Moving to a new home be it around the corner or across the country can be stressful for people so I can only imagine how pets must feel. They will know something is up with all the boxes accumulating and when their play toys get put in a box too, watch out. Pet anxiety will mount, more so in some animals than others, so take the appropriate time to plan so your pet has an easy transition. Here are some tips that may make your moving process smoother and easier while allowing your pet to be less anxious and have a positive experience in their new surroundings.

  • For extremely high energy and jittery animals, consider placing your pet with a loved one or in-home boarding for the duration of your move so they can have a stable environment and you can get on with the details of the move.
  • During these hectic times of moving people in and out of the house, pets can get loose. In addition, once you have moved, if your animal becomes loose and gets lost, they will not know their way back to their new home yet. This is the time, if you have not already, to make sure your pet is micro-chipped with current information.
  • Keep pets out of the way when the actual transfer of your belongings to the moving van happens. It makes the moving professionals job easier and it’s safer for your pet. Smaller animals can get injured if they are in the way.
  • Check to make sure you have all your pets’ necessary papers in check before moving. Important items to be aware of are immunization records, major illnesses and treatment records, any medications (keep cool if required) and veterinary prescribed medications for the ride for very high-energy animals that do not travel well.
  • Transportation is something to give consideration to particularly if the distance requires being in a vehicle more than one hour to arrive at your new home.
  • When considering how you are packing your vehicle for the move, keep in mind how much space will be needed and available to accommodate your pet. Will they be in your arms or in a crate? On the back seat or a metal flatbed? Make every attempt to create a comfortable, spacious space for your pet during travel so they feel safe and relaxed. Bring their favorite toy and a blanket to curl up in if that is a typical behavior for them.
  • Have your pets leash readily on hand so when the rest stop appears, you can jump out and find a pet friendly area for them or place some kind of absorbent material for other creatures while in a contained space or crate.

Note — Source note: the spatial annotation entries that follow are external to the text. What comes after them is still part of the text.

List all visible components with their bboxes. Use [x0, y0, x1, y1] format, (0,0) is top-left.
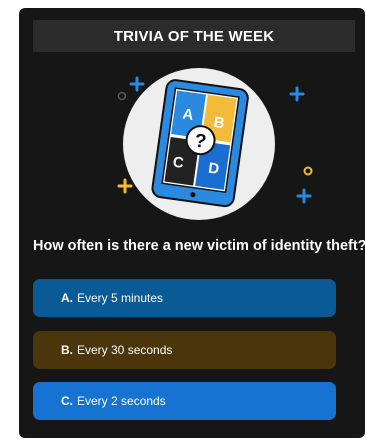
- plus-icon: [289, 86, 305, 102]
- answer-option-c[interactable]: C. Every 2 seconds: [33, 382, 336, 420]
- answer-letter: B.: [61, 343, 73, 357]
- answer-label: Every 30 seconds: [77, 343, 173, 357]
- circle-icon: [117, 91, 127, 101]
- answer-option-b[interactable]: B. Every 30 seconds: [33, 331, 336, 369]
- plus-icon: [129, 76, 145, 92]
- plus-icon: [296, 188, 312, 204]
- trivia-illustration: A B C D ?: [117, 68, 313, 220]
- circle-icon: [303, 166, 313, 176]
- answer-option-a[interactable]: A. Every 5 minutes: [33, 279, 336, 317]
- answer-label: Every 5 minutes: [77, 291, 164, 305]
- question-text: How often is there a new victim of ident…: [33, 238, 365, 254]
- tablet-quiz-icon: A B C D ?: [151, 79, 249, 208]
- answer-letter: A.: [61, 291, 73, 305]
- answer-label: Every 2 seconds: [77, 394, 166, 408]
- trivia-title-bar: TRIVIA OF THE WEEK: [33, 20, 355, 52]
- trivia-card: TRIVIA OF THE WEEK A B C D ? How often i…: [19, 8, 365, 438]
- trivia-title: TRIVIA OF THE WEEK: [113, 27, 275, 45]
- answer-letter: C.: [61, 394, 73, 408]
- plus-icon: [117, 178, 133, 194]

There are special absorbent pads that can be purchased at a pet shop, placed in a crate and disposed of after soiled. Hospital chucks work great as well since water proof on one side with absorbent fill on the other.
  • Pets can get motion sickness just like people. I have a giant Bouvier des Flandres and she has a rather delicate stomach! I have learned the hard way so being prepared is the best way to travel with a pet. Feed your pet at least 1-2 hours before traveling if possible and keep snacks at bay during travel. Arm yourself with the necessary tools such as a cleaner and paper towels. I travel with wet paper towels in one plastic bag and a spare roll of paper towels on the side. Very handy and I can take action immediately when the situation arises!
  • Make sure to have fresh water for your pet. If you’re thirsty, chances are so are your pets.
  • For longer distances where the driver needs to use a rest stop, make every attempt not to leave your pet alone in the car. If it is hot out, don’t leave your pet in the car whether traveling longer distances or not. Once the vehicle is turned off without air-conditioning, the temperatures in the vehicle will escalate rapidly and your animal will be become lethargic, dehydrated and faces possible death. If you find you have to stop and you are traveling alone, park your vehicle where it can be seen and is in close proximity for quick and easy access…and be fast!
  • If your move requires an over night stay, check pet friendly facilities that will accept your pet. Do not leave your animal in the vehicle while you are cozied up in the hotel bedroom sleeping. There are many hotels/motels in the United States that accommodate animals that are not therapy or service animals. AAA can act as a guide in addition to searching on line or calling preferred chains to find their policies on pets.
  • Make your move more of a fun trip if time allows with stop offs and a little sight seeing. Include your pet on long walks along the beach or even to a quiet playground on off hours…keep baggies with you for pickup!Moving can be a fun adventure albeit stressful when planning has not been done. If you are having a fun time, so will your pet so keep positive and embrace your pet’s needs and the transition should be a smooth one for everyone involved.